On September 13, 1944 an aerial photo was taken from a U.S. fighter plane on a mission to drop bombs onto a German synthetic oil factory. But it had missed its target, and instead it dropped eight high explosive bombs onto the Auschwitz-Birkenau camp by mistake. In the upper right and left corners you can even see the gas chambers. Clearly, U.S. fighter planes were flying over the camps on military missions. Dropping bombs on Auschwitz or on the tracks leading up to it would not have compromised the war effort in the slightest.

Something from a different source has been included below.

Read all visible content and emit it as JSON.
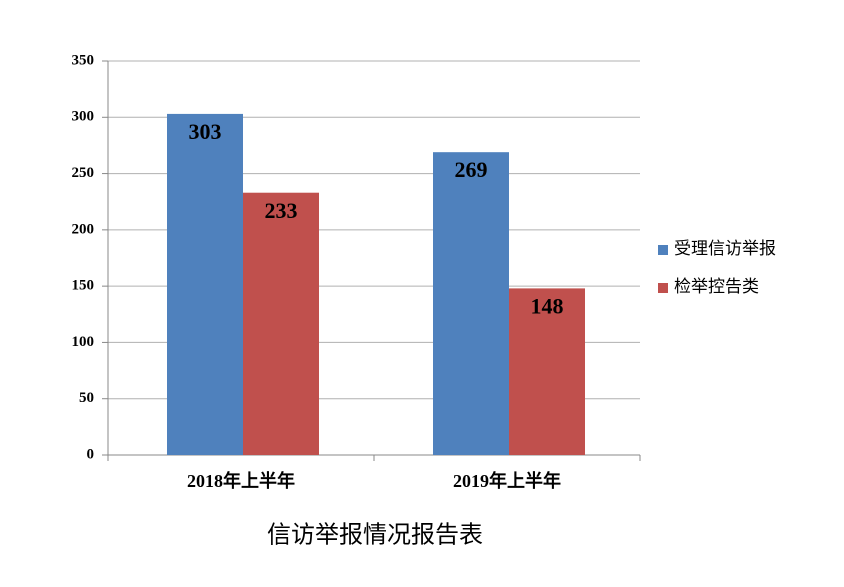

Since the New York Times was the paper of record, hundreds of newspapers around the country followed its lead. By treating the Holocaust as an important story, the New York Times could have galvanized public opinion, and it could have altered the Roosevelt policy of not attempting to rescue Jews or disrupt the Nazi death machine.

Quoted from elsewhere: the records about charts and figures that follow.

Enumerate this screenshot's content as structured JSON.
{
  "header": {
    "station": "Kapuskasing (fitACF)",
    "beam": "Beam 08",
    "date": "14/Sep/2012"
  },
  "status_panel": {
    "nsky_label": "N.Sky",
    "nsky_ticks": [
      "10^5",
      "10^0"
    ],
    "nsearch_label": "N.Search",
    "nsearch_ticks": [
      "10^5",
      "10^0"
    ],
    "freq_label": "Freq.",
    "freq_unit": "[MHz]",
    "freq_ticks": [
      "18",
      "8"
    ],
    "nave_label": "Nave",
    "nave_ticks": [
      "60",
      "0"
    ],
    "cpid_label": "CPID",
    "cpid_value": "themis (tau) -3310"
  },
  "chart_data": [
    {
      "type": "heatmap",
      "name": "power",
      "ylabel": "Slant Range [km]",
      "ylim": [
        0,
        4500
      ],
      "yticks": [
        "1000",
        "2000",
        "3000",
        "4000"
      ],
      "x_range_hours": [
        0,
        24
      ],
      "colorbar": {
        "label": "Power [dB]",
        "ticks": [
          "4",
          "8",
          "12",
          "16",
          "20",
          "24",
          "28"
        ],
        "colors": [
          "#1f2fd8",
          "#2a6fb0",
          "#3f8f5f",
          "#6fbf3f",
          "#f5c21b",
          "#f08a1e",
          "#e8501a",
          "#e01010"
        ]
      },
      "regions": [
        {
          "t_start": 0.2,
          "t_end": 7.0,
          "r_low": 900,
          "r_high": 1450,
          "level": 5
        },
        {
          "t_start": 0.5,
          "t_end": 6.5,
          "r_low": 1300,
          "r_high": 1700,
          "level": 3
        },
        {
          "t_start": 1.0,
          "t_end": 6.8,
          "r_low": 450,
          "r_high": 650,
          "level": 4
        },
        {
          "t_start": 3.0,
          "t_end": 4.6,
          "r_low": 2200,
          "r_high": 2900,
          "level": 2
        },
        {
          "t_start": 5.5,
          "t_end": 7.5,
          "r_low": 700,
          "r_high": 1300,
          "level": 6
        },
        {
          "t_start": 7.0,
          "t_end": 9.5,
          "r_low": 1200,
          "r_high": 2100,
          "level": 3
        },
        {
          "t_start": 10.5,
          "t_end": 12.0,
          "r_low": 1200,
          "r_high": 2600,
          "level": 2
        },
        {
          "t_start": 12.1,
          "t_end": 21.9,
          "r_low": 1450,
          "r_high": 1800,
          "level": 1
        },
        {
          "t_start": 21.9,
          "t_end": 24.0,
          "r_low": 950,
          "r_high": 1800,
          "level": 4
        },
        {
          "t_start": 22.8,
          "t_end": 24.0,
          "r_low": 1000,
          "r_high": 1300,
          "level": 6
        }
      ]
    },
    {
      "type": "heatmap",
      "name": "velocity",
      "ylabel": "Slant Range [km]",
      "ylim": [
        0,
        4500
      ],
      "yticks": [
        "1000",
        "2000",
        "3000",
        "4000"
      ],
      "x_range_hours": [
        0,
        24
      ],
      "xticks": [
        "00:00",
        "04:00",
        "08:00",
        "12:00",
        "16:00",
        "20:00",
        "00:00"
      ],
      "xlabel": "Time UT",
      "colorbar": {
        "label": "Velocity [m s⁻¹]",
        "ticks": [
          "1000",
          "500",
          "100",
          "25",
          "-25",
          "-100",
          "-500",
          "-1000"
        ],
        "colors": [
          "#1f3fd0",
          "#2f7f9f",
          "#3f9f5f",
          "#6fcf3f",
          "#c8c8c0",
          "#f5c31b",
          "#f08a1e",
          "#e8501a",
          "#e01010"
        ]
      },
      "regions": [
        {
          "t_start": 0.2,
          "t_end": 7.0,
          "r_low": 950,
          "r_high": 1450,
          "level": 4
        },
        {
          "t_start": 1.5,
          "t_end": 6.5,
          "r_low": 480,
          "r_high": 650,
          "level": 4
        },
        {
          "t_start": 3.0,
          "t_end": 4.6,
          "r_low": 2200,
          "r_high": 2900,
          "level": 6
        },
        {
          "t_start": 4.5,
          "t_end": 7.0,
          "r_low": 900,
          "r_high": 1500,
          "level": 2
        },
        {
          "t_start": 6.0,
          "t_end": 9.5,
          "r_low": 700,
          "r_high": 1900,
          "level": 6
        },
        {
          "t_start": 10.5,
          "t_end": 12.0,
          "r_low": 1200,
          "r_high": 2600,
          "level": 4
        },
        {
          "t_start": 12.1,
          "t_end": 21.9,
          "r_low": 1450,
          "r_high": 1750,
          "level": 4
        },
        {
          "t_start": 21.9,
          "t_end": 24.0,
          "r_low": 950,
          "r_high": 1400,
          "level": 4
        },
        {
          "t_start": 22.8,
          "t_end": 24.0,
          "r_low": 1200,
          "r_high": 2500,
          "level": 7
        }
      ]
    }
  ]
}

But the writers and editors at the Times were acutely aware of Sulzberger’s sensitivity to Jewish issues. They based their placement of stories in the newspaper on their perceptions of his views. Abraham Rosenthal, former managing editor of the Times said it best: “I assure you, nobody put a sign on the wall that said downplay the Holocaust. It’s the way of life. You have an organization. Sometimes things are not said, they’re done.”
But even if Auschwitz could not have been bombed, even if immigration quotas could not have been eased, even if putting atrocities against the Jews on the front page could not have saved a single life, Sulzberger still should have done it. He had a journalistic and a moral responsibility to give those articles the attention they deserved.
On March 2nd, 1944, an article appeared in the New York Times on page four amid thirteen other stories. The first two paragraphs describe a decision by the British House of Commons to allocate funds to help refugees. In the third paragraph, the article says: “During the discussion S.S. Silverman, Labor member, read a report from the Jewish National Committee operating somewhere in Poland, saying: Last month, we still reckoned the number of Jews in the whole territory of Poland as from 250,000 to 300,000. In a few weeks no more than 50,000 of us will remain. In our last moment before death, the remnants of Polish Jewry appeal for help to the whole world. May this, perhaps our last voice from the abyss, reach the ears of the whole world.”
As if the New York Times writer was totally unaware of what he had just written, the article continues: “The Commons also approved an installment of 3,863 pounds to help the International Red Cross Open an office in Shanghai.”
The voice from the abyss did not reach the ears of the whole world. The New York Times included that voice in their paper, but they drowned it in a cacophony of other voices, and, ignoring the patterns of genocide, they refused to add their own clarion call for action. Some stories are too important to be whispered. To quote historian Laurel Leff: “If the world is to have even a chance to hear, the press must shout.”